The most recent census recorded a median weekly rent of $225 in Bankstown Aerodrome, equating to approximately $11,700/year in gross rental income (state median $430/week). Market rents have typically drifted above the recorded figure — verify against current listings on realestate.com.au and Domain before making an offer.
A reliable median mortgage figure was not captured for Bankstown Aerodrome. Use our loan serviceability calculator to estimate a realistic monthly repayment for your target purchase price and deposit.
Census data was not complete enough in Bankstown Aerodrome to compute a clean rent-to-mortgage coverage. Use current listings to benchmark weekly rent, then plug your expected purchase price into our rental yield calculator to see whether the investment runs cash-flow positive or negative.
The main risks are a thin buyer pool (5 residents), interest-rate sensitivity, the broader New South Wales market cycle.
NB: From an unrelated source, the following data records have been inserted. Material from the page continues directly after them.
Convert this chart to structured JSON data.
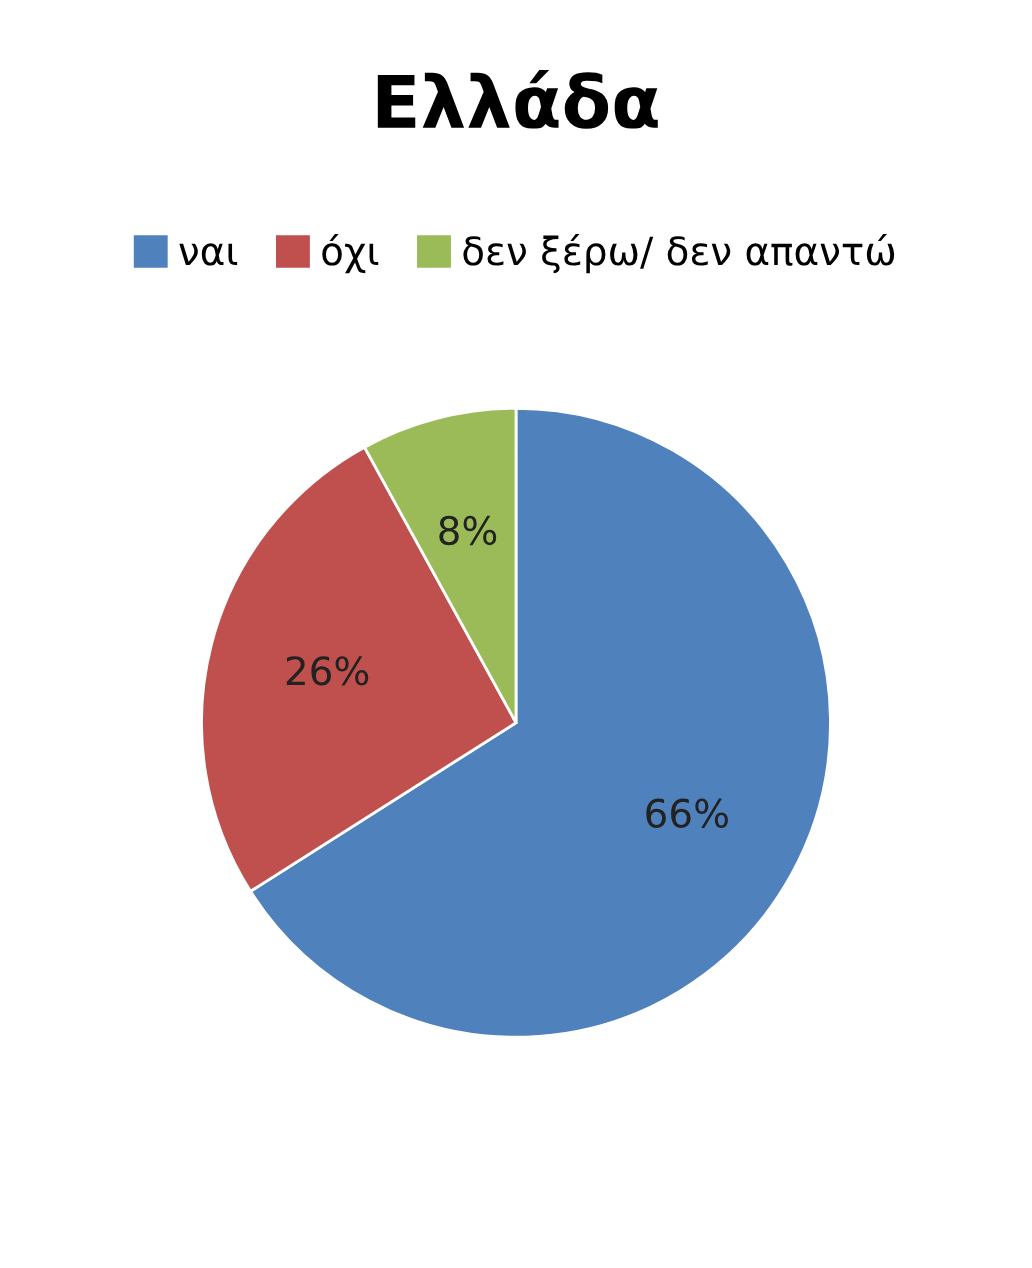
{
  "chart_data": {
    "type": "pie",
    "title": "Ελλάδα",
    "categories": [
      "ναι",
      "όχι",
      "δεν ξέρω/ δεν απαντώ"
    ],
    "values": [
      66,
      26,
      8
    ],
    "colors": [
      "#4f81bd",
      "#c0504d",
      "#9bbb59"
    ],
    "value_labels": [
      "66%",
      "26%",
      "8%"
    ],
    "legend": "top"
  }
}
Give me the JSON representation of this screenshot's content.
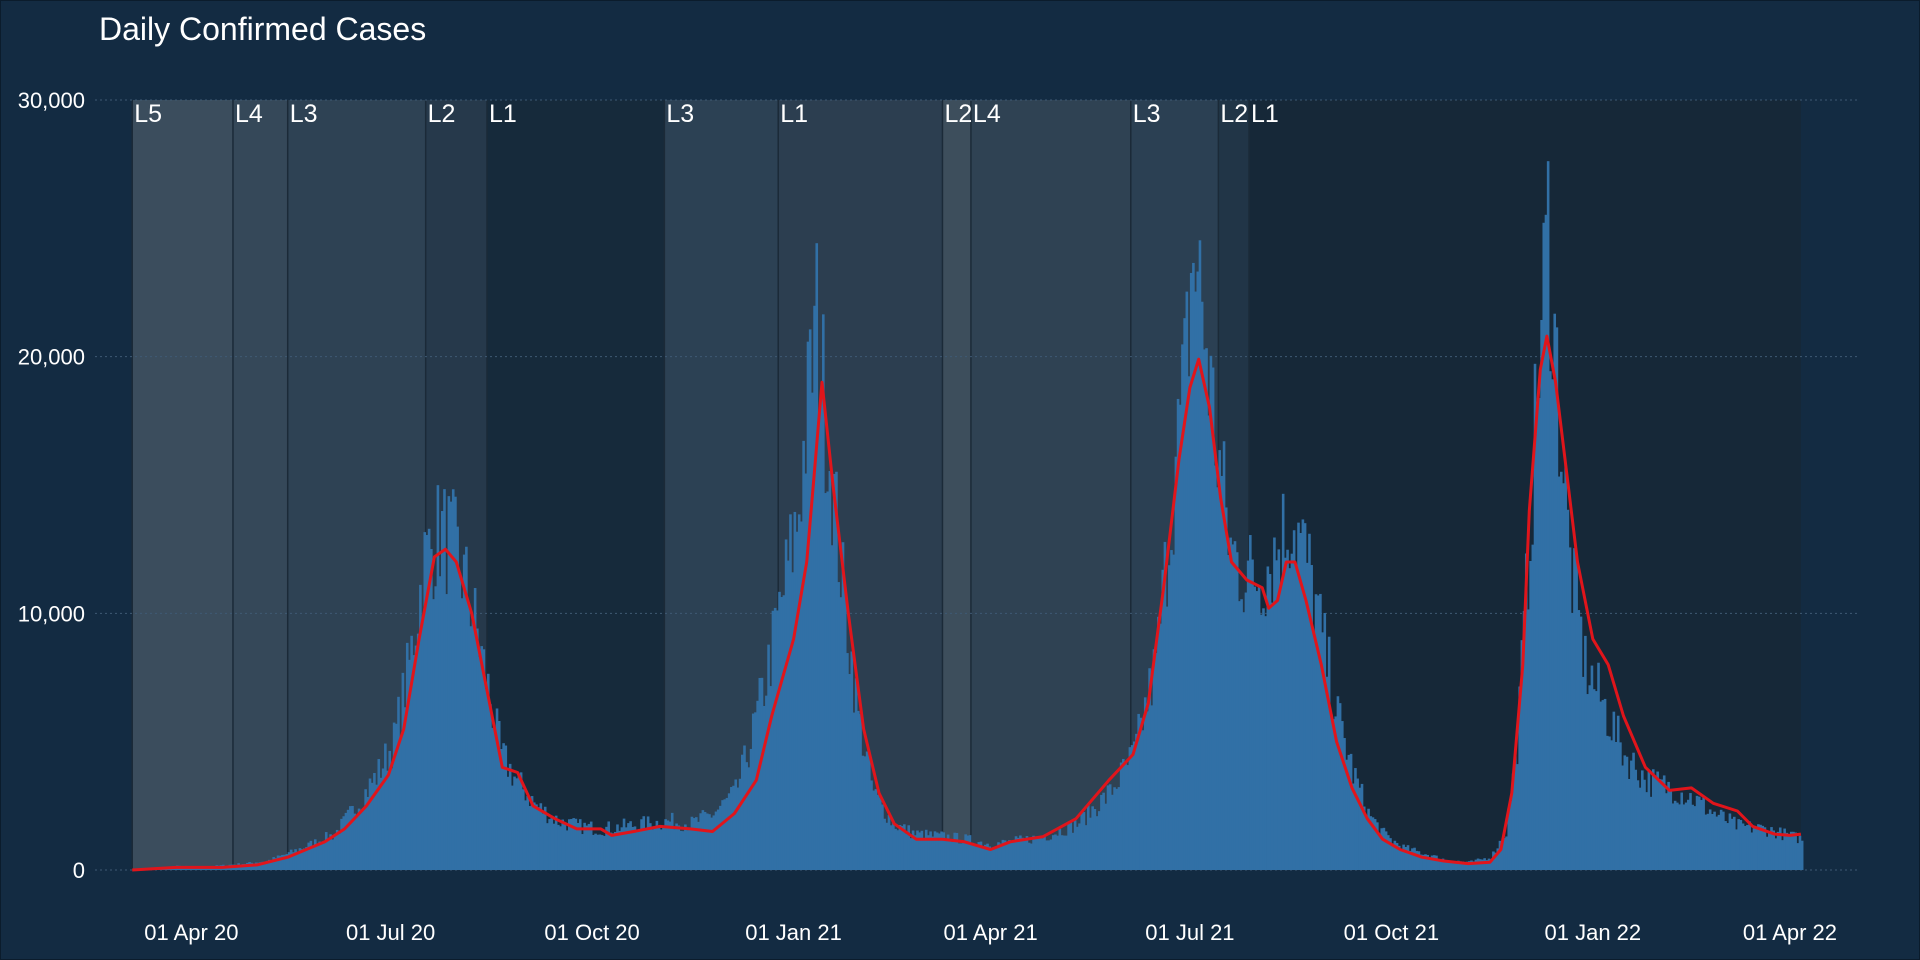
{
  "chart_data": {
    "type": "bar",
    "title": "Daily Confirmed Cases",
    "xlabel": "",
    "ylabel": "",
    "x_start": "2020-03-05",
    "x_end": "2022-04-06",
    "xlim": [
      "2020-02-17",
      "2022-05-03"
    ],
    "ylim": [
      0,
      30000
    ],
    "grid": true,
    "legend": "none",
    "y_ticks": [
      {
        "value": 0,
        "label": "0"
      },
      {
        "value": 10000,
        "label": "10,000"
      },
      {
        "value": 20000,
        "label": "20,000"
      },
      {
        "value": 30000,
        "label": "30,000"
      }
    ],
    "x_ticks": [
      {
        "date": "2020-04-01",
        "label": "01 Apr 20"
      },
      {
        "date": "2020-07-01",
        "label": "01 Jul 20"
      },
      {
        "date": "2020-10-01",
        "label": "01 Oct 20"
      },
      {
        "date": "2021-01-01",
        "label": "01 Jan 21"
      },
      {
        "date": "2021-04-01",
        "label": "01 Apr 21"
      },
      {
        "date": "2021-07-01",
        "label": "01 Jul 21"
      },
      {
        "date": "2021-10-01",
        "label": "01 Oct 21"
      },
      {
        "date": "2022-01-01",
        "label": "01 Jan 22"
      },
      {
        "date": "2022-04-01",
        "label": "01 Apr 22"
      }
    ],
    "series": [
      {
        "type": "bar",
        "color": "#3170a6",
        "points": [
          [
            "2020-03-05",
            0
          ],
          [
            "2020-03-15",
            50
          ],
          [
            "2020-03-25",
            150
          ],
          [
            "2020-04-05",
            120
          ],
          [
            "2020-04-15",
            180
          ],
          [
            "2020-04-25",
            250
          ],
          [
            "2020-05-05",
            350
          ],
          [
            "2020-05-15",
            650
          ],
          [
            "2020-05-25",
            1000
          ],
          [
            "2020-06-05",
            1400
          ],
          [
            "2020-06-15",
            2500
          ],
          [
            "2020-06-25",
            3800
          ],
          [
            "2020-07-02",
            5000
          ],
          [
            "2020-07-09",
            8000
          ],
          [
            "2020-07-16",
            12000
          ],
          [
            "2020-07-23",
            13200
          ],
          [
            "2020-07-30",
            12500
          ],
          [
            "2020-08-06",
            10500
          ],
          [
            "2020-08-13",
            7500
          ],
          [
            "2020-08-20",
            4500
          ],
          [
            "2020-08-27",
            3500
          ],
          [
            "2020-09-05",
            2500
          ],
          [
            "2020-09-15",
            1900
          ],
          [
            "2020-09-25",
            1700
          ],
          [
            "2020-10-05",
            1600
          ],
          [
            "2020-10-15",
            1700
          ],
          [
            "2020-10-25",
            1800
          ],
          [
            "2020-11-05",
            1900
          ],
          [
            "2020-11-15",
            1800
          ],
          [
            "2020-11-25",
            2200
          ],
          [
            "2020-12-05",
            3000
          ],
          [
            "2020-12-12",
            5000
          ],
          [
            "2020-12-19",
            7500
          ],
          [
            "2020-12-26",
            10500
          ],
          [
            "2021-01-02",
            13500
          ],
          [
            "2021-01-07",
            18000
          ],
          [
            "2021-01-11",
            21500
          ],
          [
            "2021-01-16",
            17000
          ],
          [
            "2021-01-23",
            11000
          ],
          [
            "2021-01-30",
            6000
          ],
          [
            "2021-02-06",
            3000
          ],
          [
            "2021-02-15",
            1800
          ],
          [
            "2021-02-25",
            1400
          ],
          [
            "2021-03-10",
            1300
          ],
          [
            "2021-03-20",
            1200
          ],
          [
            "2021-04-01",
            1000
          ],
          [
            "2021-04-10",
            1100
          ],
          [
            "2021-04-25",
            1300
          ],
          [
            "2021-05-10",
            1800
          ],
          [
            "2021-05-25",
            3000
          ],
          [
            "2021-06-05",
            4500
          ],
          [
            "2021-06-15",
            8000
          ],
          [
            "2021-06-22",
            14000
          ],
          [
            "2021-06-28",
            19000
          ],
          [
            "2021-07-02",
            24000
          ],
          [
            "2021-07-06",
            22000
          ],
          [
            "2021-07-12",
            17000
          ],
          [
            "2021-07-19",
            12500
          ],
          [
            "2021-07-26",
            11500
          ],
          [
            "2021-08-02",
            11500
          ],
          [
            "2021-08-09",
            12500
          ],
          [
            "2021-08-16",
            13800
          ],
          [
            "2021-08-23",
            12000
          ],
          [
            "2021-08-30",
            9000
          ],
          [
            "2021-09-06",
            6000
          ],
          [
            "2021-09-13",
            3800
          ],
          [
            "2021-09-20",
            2200
          ],
          [
            "2021-09-27",
            1400
          ],
          [
            "2021-10-05",
            900
          ],
          [
            "2021-10-15",
            650
          ],
          [
            "2021-10-25",
            400
          ],
          [
            "2021-11-05",
            300
          ],
          [
            "2021-11-15",
            500
          ],
          [
            "2021-11-22",
            1500
          ],
          [
            "2021-11-27",
            5000
          ],
          [
            "2021-12-02",
            12000
          ],
          [
            "2021-12-07",
            20000
          ],
          [
            "2021-12-11",
            25000
          ],
          [
            "2021-12-16",
            18000
          ],
          [
            "2021-12-21",
            12000
          ],
          [
            "2021-12-28",
            8000
          ],
          [
            "2022-01-05",
            6500
          ],
          [
            "2022-01-15",
            4500
          ],
          [
            "2022-01-25",
            3500
          ],
          [
            "2022-02-05",
            3200
          ],
          [
            "2022-02-15",
            2800
          ],
          [
            "2022-02-25",
            2200
          ],
          [
            "2022-03-08",
            1700
          ],
          [
            "2022-03-20",
            1600
          ],
          [
            "2022-04-06",
            1200
          ]
        ]
      },
      {
        "type": "line",
        "color": "#e0151b",
        "points": [
          [
            "2020-03-05",
            0
          ],
          [
            "2020-03-25",
            100
          ],
          [
            "2020-04-15",
            100
          ],
          [
            "2020-05-01",
            200
          ],
          [
            "2020-05-15",
            500
          ],
          [
            "2020-06-01",
            1100
          ],
          [
            "2020-06-10",
            1600
          ],
          [
            "2020-06-20",
            2500
          ],
          [
            "2020-06-30",
            3700
          ],
          [
            "2020-07-07",
            5500
          ],
          [
            "2020-07-14",
            9000
          ],
          [
            "2020-07-21",
            12200
          ],
          [
            "2020-07-26",
            12500
          ],
          [
            "2020-07-31",
            12000
          ],
          [
            "2020-08-07",
            10000
          ],
          [
            "2020-08-14",
            7000
          ],
          [
            "2020-08-21",
            4000
          ],
          [
            "2020-08-28",
            3800
          ],
          [
            "2020-09-04",
            2500
          ],
          [
            "2020-09-14",
            2000
          ],
          [
            "2020-09-24",
            1600
          ],
          [
            "2020-10-05",
            1600
          ],
          [
            "2020-10-10",
            1350
          ],
          [
            "2020-10-20",
            1500
          ],
          [
            "2020-11-01",
            1700
          ],
          [
            "2020-11-15",
            1600
          ],
          [
            "2020-11-25",
            1500
          ],
          [
            "2020-12-05",
            2200
          ],
          [
            "2020-12-15",
            3500
          ],
          [
            "2020-12-22",
            6000
          ],
          [
            "2021-01-01",
            9000
          ],
          [
            "2021-01-07",
            12000
          ],
          [
            "2021-01-10",
            15000
          ],
          [
            "2021-01-14",
            19000
          ],
          [
            "2021-01-19",
            15000
          ],
          [
            "2021-01-26",
            10000
          ],
          [
            "2021-02-02",
            5500
          ],
          [
            "2021-02-09",
            3000
          ],
          [
            "2021-02-16",
            1800
          ],
          [
            "2021-02-26",
            1200
          ],
          [
            "2021-03-10",
            1200
          ],
          [
            "2021-03-20",
            1100
          ],
          [
            "2021-04-01",
            800
          ],
          [
            "2021-04-10",
            1100
          ],
          [
            "2021-04-25",
            1300
          ],
          [
            "2021-05-10",
            2000
          ],
          [
            "2021-05-25",
            3500
          ],
          [
            "2021-06-05",
            4500
          ],
          [
            "2021-06-12",
            6500
          ],
          [
            "2021-06-19",
            11000
          ],
          [
            "2021-06-26",
            16000
          ],
          [
            "2021-07-01",
            18800
          ],
          [
            "2021-07-05",
            19900
          ],
          [
            "2021-07-10",
            18000
          ],
          [
            "2021-07-15",
            14500
          ],
          [
            "2021-07-20",
            12000
          ],
          [
            "2021-07-27",
            11300
          ],
          [
            "2021-08-03",
            11000
          ],
          [
            "2021-08-06",
            10200
          ],
          [
            "2021-08-10",
            10500
          ],
          [
            "2021-08-14",
            12000
          ],
          [
            "2021-08-18",
            12000
          ],
          [
            "2021-08-23",
            10500
          ],
          [
            "2021-08-30",
            8000
          ],
          [
            "2021-09-06",
            5000
          ],
          [
            "2021-09-13",
            3200
          ],
          [
            "2021-09-20",
            2000
          ],
          [
            "2021-09-27",
            1200
          ],
          [
            "2021-10-05",
            800
          ],
          [
            "2021-10-15",
            500
          ],
          [
            "2021-10-25",
            350
          ],
          [
            "2021-11-05",
            250
          ],
          [
            "2021-11-15",
            300
          ],
          [
            "2021-11-20",
            800
          ],
          [
            "2021-11-25",
            3000
          ],
          [
            "2021-11-30",
            8000
          ],
          [
            "2021-12-03",
            14000
          ],
          [
            "2021-12-08",
            19500
          ],
          [
            "2021-12-11",
            20800
          ],
          [
            "2021-12-15",
            19000
          ],
          [
            "2021-12-20",
            15500
          ],
          [
            "2021-12-25",
            12000
          ],
          [
            "2022-01-01",
            9000
          ],
          [
            "2022-01-08",
            8000
          ],
          [
            "2022-01-15",
            6000
          ],
          [
            "2022-01-25",
            4000
          ],
          [
            "2022-02-05",
            3100
          ],
          [
            "2022-02-15",
            3200
          ],
          [
            "2022-02-25",
            2600
          ],
          [
            "2022-03-08",
            2300
          ],
          [
            "2022-03-15",
            1700
          ],
          [
            "2022-03-25",
            1400
          ],
          [
            "2022-04-01",
            1350
          ],
          [
            "2022-04-06",
            1400
          ]
        ]
      }
    ],
    "alert_levels": [
      {
        "label": "L5",
        "start": "2020-03-05",
        "end": "2020-04-20",
        "color": "#3b4d5d"
      },
      {
        "label": "L4",
        "start": "2020-04-20",
        "end": "2020-05-15",
        "color": "#354859"
      },
      {
        "label": "L3",
        "start": "2020-05-15",
        "end": "2020-07-17",
        "color": "#2e4254"
      },
      {
        "label": "L2",
        "start": "2020-07-17",
        "end": "2020-08-14",
        "color": "#26394b"
      },
      {
        "label": "L1",
        "start": "2020-08-14",
        "end": "2020-11-03",
        "color": "#162a3b"
      },
      {
        "label": "L3",
        "start": "2020-11-03",
        "end": "2020-12-25",
        "color": "#2c4154"
      },
      {
        "label": "L1",
        "start": "2020-12-25",
        "end": "2021-03-10",
        "color": "#2c3e50"
      },
      {
        "label": "L2",
        "start": "2021-03-10",
        "end": "2021-03-23",
        "color": "#3d4e5c"
      },
      {
        "label": "L4",
        "start": "2021-03-23",
        "end": "2021-06-04",
        "color": "#2f4253"
      },
      {
        "label": "L3",
        "start": "2021-06-04",
        "end": "2021-07-14",
        "color": "#2b4053"
      },
      {
        "label": "L2",
        "start": "2021-07-14",
        "end": "2021-07-28",
        "color": "#213547"
      },
      {
        "label": "L1",
        "start": "2021-07-28",
        "end": "2022-04-06",
        "color": "#162838"
      }
    ]
  }
}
Each of these is covered in the Risk Factors section above with suburb-specific numbers rather than generic warnings.
Every number on this page comes from the ABS 2021 Census of Population and Housing, Australia Post postcode reference data, and OpenStreetMap amenity tiles. The investment score, strategy verdicts, and comparison table are computed deterministically from those inputs — no opinion, no estimation. See our full methodology and the data sources and licences for the formulas we use.